Recognizing her own story in the text, the woman asked Smith, an associate professor of English and Irish Studies at BC, “What are we going to do about this?”
“So suddenly, an academic intellectual project took on a different character, [a] more advocacy and activism role,” Smith said. “At each turn, as the five of us began working to try and affect justice, and to bring about redress and an apology.”
On Thursday, Nov. 4, Boston College’s Irish Studies department hosted a virtual book launch for Ireland and the Magdalene Laundries: A Campaign for Justice, a new book co-authored by Smith.
This book, according to Smith, is a record of the campaign that a group of academic activists fought on behalf of women—an estimated 30,000—who endured human rights violations while housed in the infamous Magdalene institutions.
Speculation about the laundries began in 1993, when 155 unmarked graves were discovered on the grounds of one of the secretive institutions.
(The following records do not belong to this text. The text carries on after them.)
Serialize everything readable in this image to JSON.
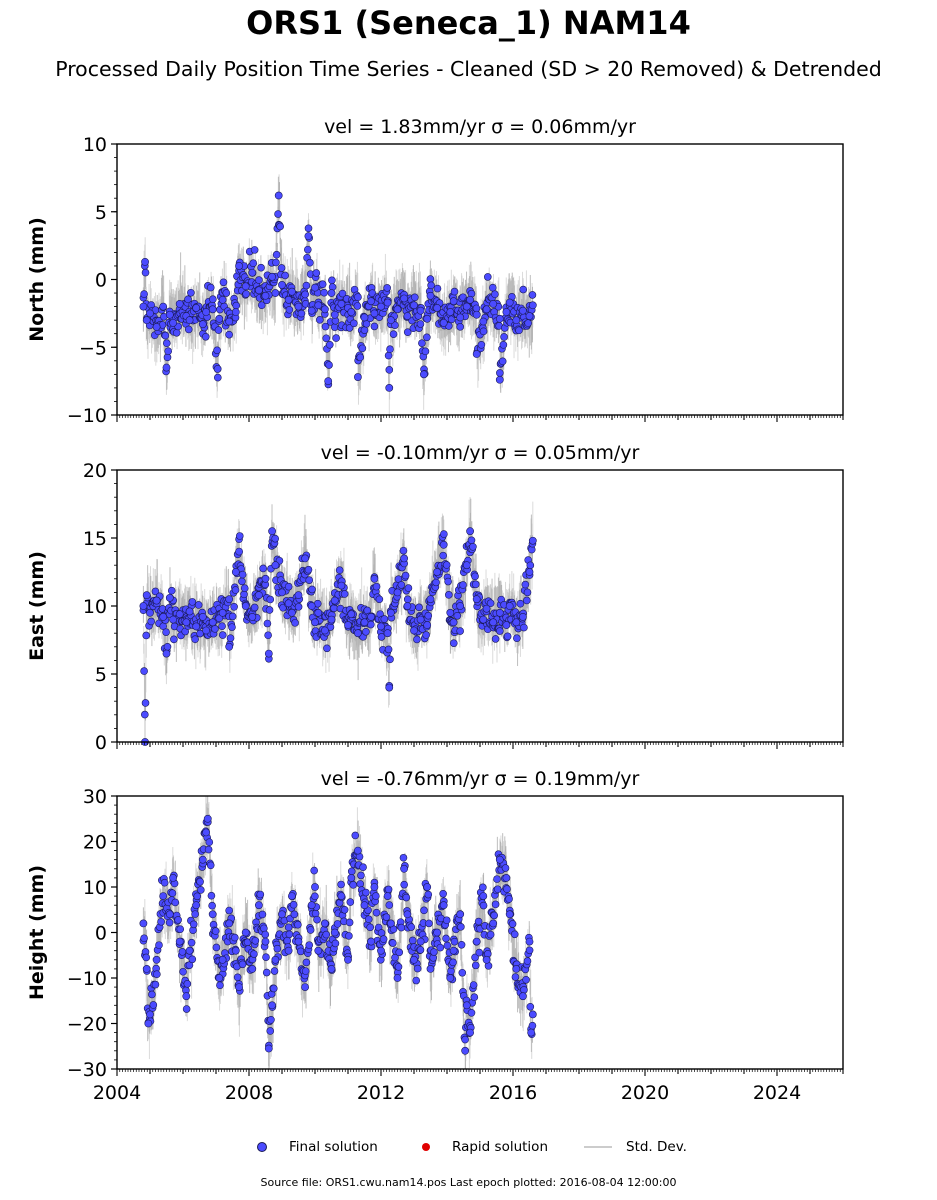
{
  "figure": {
    "title": "ORS1 (Seneca_1) NAM14",
    "subtitle": "Processed Daily Position Time Series - Cleaned (SD > 20 Removed) & Detrended",
    "source_note": "Source file: ORS1.cwu.nam14.pos  Last epoch plotted: 2016-08-04 12:00:00"
  },
  "legend": {
    "final_label": "Final solution",
    "rapid_label": "Rapid solution",
    "std_label": "Std. Dev."
  },
  "colors": {
    "final": "#4b4bff",
    "final_edge": "#1a1a55",
    "rapid": "#e00000",
    "std_dev": "#bdbdbd",
    "axes": "#000000"
  },
  "chart_data": [
    {
      "type": "scatter",
      "title": "vel = 1.83mm/yr   σ = 0.06mm/yr",
      "ylabel": "North (mm)",
      "xlim": [
        2004.0,
        2026.0
      ],
      "ylim": [
        -10,
        10
      ],
      "y_ticks": [
        -10,
        -5,
        0,
        5,
        10
      ],
      "x_ticks": [
        2004,
        2008,
        2012,
        2016,
        2020,
        2024
      ],
      "x_range_data": [
        2004.8,
        2016.6
      ],
      "grid": false,
      "series": [
        {
          "name": "Final solution",
          "x": [
            2004.8,
            2004.85,
            2004.9,
            2005.0,
            2005.2,
            2005.4,
            2005.6,
            2005.7,
            2005.9,
            2006.1,
            2006.2,
            2006.4,
            2006.6,
            2006.7,
            2006.9,
            2007.1,
            2007.2,
            2007.4,
            2007.6,
            2007.7,
            2007.9,
            2008.1,
            2008.3,
            2008.5,
            2008.7,
            2008.8,
            2009.0,
            2009.2,
            2009.3,
            2009.5,
            2009.7,
            2009.9,
            2010.0,
            2010.1,
            2010.3,
            2010.5,
            2010.6,
            2010.8,
            2011.0,
            2011.1,
            2011.3,
            2011.5,
            2011.7,
            2011.8,
            2012.0,
            2012.2,
            2012.3,
            2012.5,
            2012.7,
            2012.8,
            2013.0,
            2013.2,
            2013.4,
            2013.5,
            2013.7,
            2013.9,
            2014.1,
            2014.2,
            2014.4,
            2014.6,
            2014.7,
            2014.9,
            2015.1,
            2015.2,
            2015.4,
            2015.6,
            2015.8,
            2015.9,
            2016.1,
            2016.3,
            2016.5,
            2016.6,
            2008.9,
            2009.8,
            2010.4,
            2011.3,
            2012.25,
            2007.05,
            2005.5,
            2013.3,
            2014.9,
            2015.6
          ],
          "y": [
            -2.0,
            1.3,
            -3.0,
            -2.5,
            -3.5,
            -2.0,
            -2.6,
            -3.2,
            -1.8,
            -2.7,
            -3.0,
            -2.1,
            -3.3,
            -2.4,
            -2.2,
            -2.9,
            -1.5,
            -3.1,
            -2.4,
            1.0,
            -0.5,
            0.5,
            -0.8,
            -1.2,
            0.2,
            -1.0,
            -0.4,
            -1.5,
            -0.9,
            -2.0,
            -1.1,
            -2.3,
            -0.6,
            -1.9,
            -2.2,
            -1.0,
            -2.6,
            -1.8,
            -2.1,
            -2.4,
            -1.3,
            -2.8,
            -1.6,
            -2.5,
            -2.0,
            -1.7,
            -3.0,
            -2.2,
            -1.4,
            -2.7,
            -1.9,
            -2.3,
            -2.9,
            -1.2,
            -2.1,
            -3.2,
            -2.4,
            -1.6,
            -2.8,
            -2.0,
            -1.5,
            -2.6,
            -3.1,
            -2.2,
            -1.8,
            -2.9,
            -2.4,
            -1.7,
            -3.0,
            -2.3,
            -2.7,
            -1.9,
            6.2,
            3.2,
            -7.5,
            -7.2,
            -8.0,
            -6.6,
            -6.5,
            -7.0,
            -5.5,
            -7.4
          ]
        },
        {
          "name": "Rapid solution",
          "x": [],
          "y": []
        }
      ]
    },
    {
      "type": "scatter",
      "title": "vel = -0.10mm/yr   σ = 0.05mm/yr",
      "ylabel": "East (mm)",
      "xlim": [
        2004.0,
        2026.0
      ],
      "ylim": [
        0,
        20
      ],
      "y_ticks": [
        0,
        5,
        10,
        15,
        20
      ],
      "x_ticks": [
        2004,
        2008,
        2012,
        2016,
        2020,
        2024
      ],
      "x_range_data": [
        2004.8,
        2016.6
      ],
      "grid": false,
      "series": [
        {
          "name": "Final solution",
          "x": [
            2004.8,
            2004.9,
            2005.0,
            2005.2,
            2005.4,
            2005.6,
            2005.7,
            2005.9,
            2006.1,
            2006.2,
            2006.4,
            2006.6,
            2006.7,
            2006.9,
            2007.1,
            2007.2,
            2007.4,
            2007.6,
            2007.7,
            2007.9,
            2008.1,
            2008.3,
            2008.5,
            2008.7,
            2008.8,
            2009.0,
            2009.2,
            2009.3,
            2009.5,
            2009.7,
            2009.9,
            2010.0,
            2010.1,
            2010.3,
            2010.5,
            2010.6,
            2010.8,
            2011.0,
            2011.1,
            2011.3,
            2011.5,
            2011.7,
            2011.8,
            2012.0,
            2012.2,
            2012.3,
            2012.5,
            2012.7,
            2012.8,
            2013.0,
            2013.2,
            2013.4,
            2013.5,
            2013.7,
            2013.9,
            2014.1,
            2014.2,
            2014.4,
            2014.6,
            2014.7,
            2014.9,
            2015.1,
            2015.2,
            2015.4,
            2015.6,
            2015.8,
            2015.9,
            2016.1,
            2016.3,
            2016.5,
            2016.6,
            2004.85,
            2012.25,
            2008.6,
            2007.4,
            2005.5
          ],
          "y": [
            10.0,
            10.8,
            9.5,
            10.4,
            9.2,
            10.6,
            9.0,
            9.4,
            8.8,
            9.6,
            8.5,
            9.2,
            8.2,
            8.8,
            9.1,
            9.5,
            10.5,
            12.5,
            14.0,
            10.0,
            9.2,
            10.8,
            12.0,
            15.5,
            13.0,
            11.0,
            10.2,
            9.5,
            10.8,
            13.5,
            10.0,
            8.8,
            9.5,
            8.2,
            9.0,
            10.4,
            11.5,
            8.6,
            9.4,
            8.0,
            8.8,
            9.2,
            12.0,
            8.5,
            8.0,
            9.5,
            11.0,
            13.5,
            10.0,
            8.2,
            9.0,
            8.6,
            10.5,
            12.5,
            14.5,
            9.5,
            8.8,
            10.0,
            13.0,
            15.5,
            10.5,
            9.0,
            9.8,
            8.8,
            9.5,
            8.6,
            10.0,
            8.8,
            9.2,
            12.5,
            14.8,
            0.0,
            4.0,
            6.5,
            7.0,
            6.5
          ]
        },
        {
          "name": "Rapid solution",
          "x": [],
          "y": []
        }
      ]
    },
    {
      "type": "scatter",
      "title": "vel = -0.76mm/yr   σ = 0.19mm/yr",
      "ylabel": "Height (mm)",
      "xlim": [
        2004.0,
        2026.0
      ],
      "ylim": [
        -30,
        30
      ],
      "y_ticks": [
        -30,
        -20,
        -10,
        0,
        10,
        20,
        30
      ],
      "x_ticks": [
        2004,
        2008,
        2012,
        2016,
        2020,
        2024
      ],
      "x_ticklabels": [
        "2004",
        "2008",
        "2012",
        "2016",
        "2020",
        "2024"
      ],
      "x_range_data": [
        2004.8,
        2016.6
      ],
      "grid": false,
      "series": [
        {
          "name": "Final solution",
          "x": [
            2004.8,
            2004.9,
            2005.0,
            2005.2,
            2005.4,
            2005.6,
            2005.7,
            2005.9,
            2006.1,
            2006.2,
            2006.4,
            2006.6,
            2006.7,
            2006.9,
            2007.1,
            2007.2,
            2007.4,
            2007.6,
            2007.7,
            2007.9,
            2008.1,
            2008.3,
            2008.5,
            2008.7,
            2008.8,
            2009.0,
            2009.2,
            2009.3,
            2009.5,
            2009.7,
            2009.9,
            2010.0,
            2010.1,
            2010.3,
            2010.5,
            2010.6,
            2010.8,
            2011.0,
            2011.1,
            2011.3,
            2011.5,
            2011.7,
            2011.8,
            2012.0,
            2012.2,
            2012.3,
            2012.5,
            2012.7,
            2012.8,
            2013.0,
            2013.2,
            2013.4,
            2013.5,
            2013.7,
            2013.9,
            2014.1,
            2014.2,
            2014.4,
            2014.6,
            2014.7,
            2014.9,
            2015.1,
            2015.2,
            2015.4,
            2015.6,
            2015.8,
            2015.9,
            2016.1,
            2016.3,
            2016.5,
            2016.6,
            2004.95,
            2006.75,
            2008.6,
            2014.55,
            2016.55
          ],
          "y": [
            2.0,
            -8.0,
            -18.0,
            -6.0,
            8.0,
            4.0,
            12.0,
            -2.0,
            -14.0,
            -4.0,
            6.0,
            16.0,
            22.0,
            4.0,
            -10.0,
            -6.0,
            2.0,
            -4.0,
            -12.0,
            0.0,
            -8.0,
            6.0,
            -2.0,
            -16.0,
            -6.0,
            4.0,
            -4.0,
            8.0,
            -2.0,
            -12.0,
            6.0,
            10.0,
            -4.0,
            2.0,
            -8.0,
            0.0,
            8.0,
            -6.0,
            12.0,
            18.0,
            6.0,
            -2.0,
            10.0,
            -4.0,
            8.0,
            2.0,
            -10.0,
            14.0,
            4.0,
            -6.0,
            -2.0,
            10.0,
            -8.0,
            0.0,
            6.0,
            -10.0,
            -4.0,
            4.0,
            -16.0,
            -22.0,
            -2.0,
            8.0,
            -6.0,
            2.0,
            16.0,
            12.0,
            4.0,
            -8.0,
            -14.0,
            -2.0,
            -18.0,
            -20.0,
            25.0,
            -25.5,
            -26.0,
            -22.0
          ]
        },
        {
          "name": "Rapid solution",
          "x": [],
          "y": []
        }
      ]
    }
  ]
}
The laundries were said to house “fallen women,” a term that included prostitutes, women who had sex outside of marriage, and pregnant, unmarried women, among others.
Ireland issued a formal state apology 20 years later, in February of 2013.
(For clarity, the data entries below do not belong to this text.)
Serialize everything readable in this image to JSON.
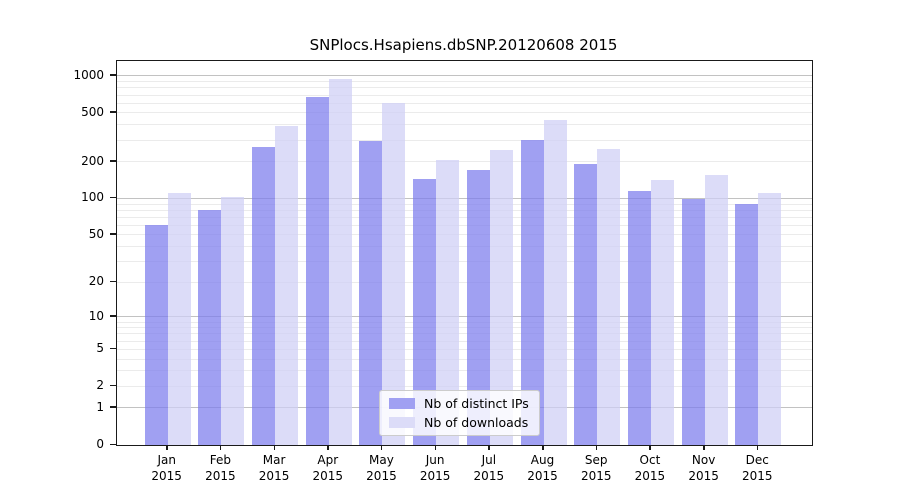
{
  "title": "SNPlocs.Hsapiens.dbSNP.20120608 2015",
  "colors": {
    "ips_bar": "#a0a0f2",
    "downloads_bar": "#dcdcf8",
    "grid_major": "#c2c2c2",
    "grid_minor": "#ebebeb",
    "frame": "#1a1a1a"
  },
  "legend": {
    "items": [
      {
        "label": "Nb of distinct IPs",
        "series": "ips"
      },
      {
        "label": "Nb of downloads",
        "series": "dls"
      }
    ]
  },
  "chart_data": {
    "type": "bar",
    "title": "SNPlocs.Hsapiens.dbSNP.20120608 2015",
    "categories": [
      "Jan",
      "Feb",
      "Mar",
      "Apr",
      "May",
      "Jun",
      "Jul",
      "Aug",
      "Sep",
      "Oct",
      "Nov",
      "Dec"
    ],
    "year_label": "2015",
    "series": [
      {
        "name": "Nb of distinct IPs",
        "values": [
          60,
          80,
          265,
          670,
          295,
          145,
          170,
          300,
          190,
          115,
          100,
          90
        ]
      },
      {
        "name": "Nb of downloads",
        "values": [
          112,
          102,
          390,
          940,
          600,
          207,
          250,
          435,
          255,
          143,
          157,
          112
        ]
      }
    ],
    "yscale": "log1p",
    "yticks": [
      0,
      1,
      2,
      5,
      10,
      20,
      50,
      100,
      200,
      500,
      1000
    ],
    "grid_major_values": [
      1,
      10,
      100,
      1000
    ],
    "ylim": [
      0,
      1324
    ],
    "grid": true,
    "legend_position": "lower center",
    "xlabel": "",
    "ylabel": ""
  }
}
“Part of [Ireland’s] history is a history of institutionalizing particularly women and children, vulnerable people, as a way to maintain social control … around issues of perceived morality,” Smith said.
The daily routine of the laundries, which were run by Catholic nuns, encompassed silence, prayer, and work without compensation, according to Smith.
“So they use the term ‘slavery’ in bringing a case against the Irish state, first of all, to Ireland’s Human Rights Commission in 2010, and then to the United Nations Committee Against Torture in 2011,” Smith said. “So these are the human rights violations, arbitrary detention, forced and compulsory labor, and cruel and unusual treatment.”
Though some survivors received lump-sum payments from the Irish government after the United Nations urged redress for survivors, the effects of these institutions are still present and need to be addressed further, according to Moynagh Sullivan, a visiting professor in the Irish Studies program and the moderator of the event.
“Ireland’s Magdalene Laundries continue to disturb contemporary society precisely because this history has not yet been fully acknowledged and integrated, nor has a meaningful restorative justice and redress been fully implemented,” she said.
Attendees at the virtual book launch on Thursday morning discussed the significance of studying the laundries and how Ireland and the Magdalene Laundries: A Campaign for Justice supports the advocacy of victims and survivors.
“This book makes a critical contribution to our understanding of contemporary Irish history,” said Robert Savage, Irish historian and director of the Irish Studies program at BC. “It will be essential reading for anyone coming to terms with the social, political, and cultural history of 20th century Ireland.”
Savage introduced several other speakers during the launch, including Claire McGettrick, Katherine O’Donnell, Maeve O’Rourke, and Smith, all of whom collaborated on the Magdalene research, according to Savage.
Sullivan said the book is a meticulous history that begins with the Justice for Magdalenes Research’s social justice campaigns that were started by survivors in 2003.
“Justice for Magdalene Research is an advocacy organization that successfully campaigned for a state apology in 2013 and restorative survivors in Ireland’s laundries,” Sullivan said.
Sullivan also said that the book is dedicated to the collective memory of those referred to as Josie Bassett, Martina Keogh, Mary Newsome, Kathleen R., Catherine Whelan, Beth, and all the survivors of and those who died in Ireland’s laundries.
Smith explained how books on the laundries have personally affected those impacted by the institutions, especially Whelan, who died in 2016.
“She had read my book, my first book on the laundries, and she started that phone call by asking how [I knew] her story.” Smith said. “That was her first response, because nobody knew. At that stage, Catherine was in her mid-70s and she hadn’t come across a reference to Ireland’s Magdalene Laundries in the 40-plus years that she had spent here in the United States.”
Sullivan said the book emphasizes the resilience of the survivors.
“‘I’m still there,’” Sullivan said. “These words spoken by Charlotte, a survivor of Ireland’s laundries, were referring to her continued institutionalization. This book meets that powerful, ‘I’m still there’ with the also powerful ‘I’m still here,’ platforming the continued insistence by survivors that their experiences’ need to shape national histories, appear in museums, and [become] grounded in national memorials.”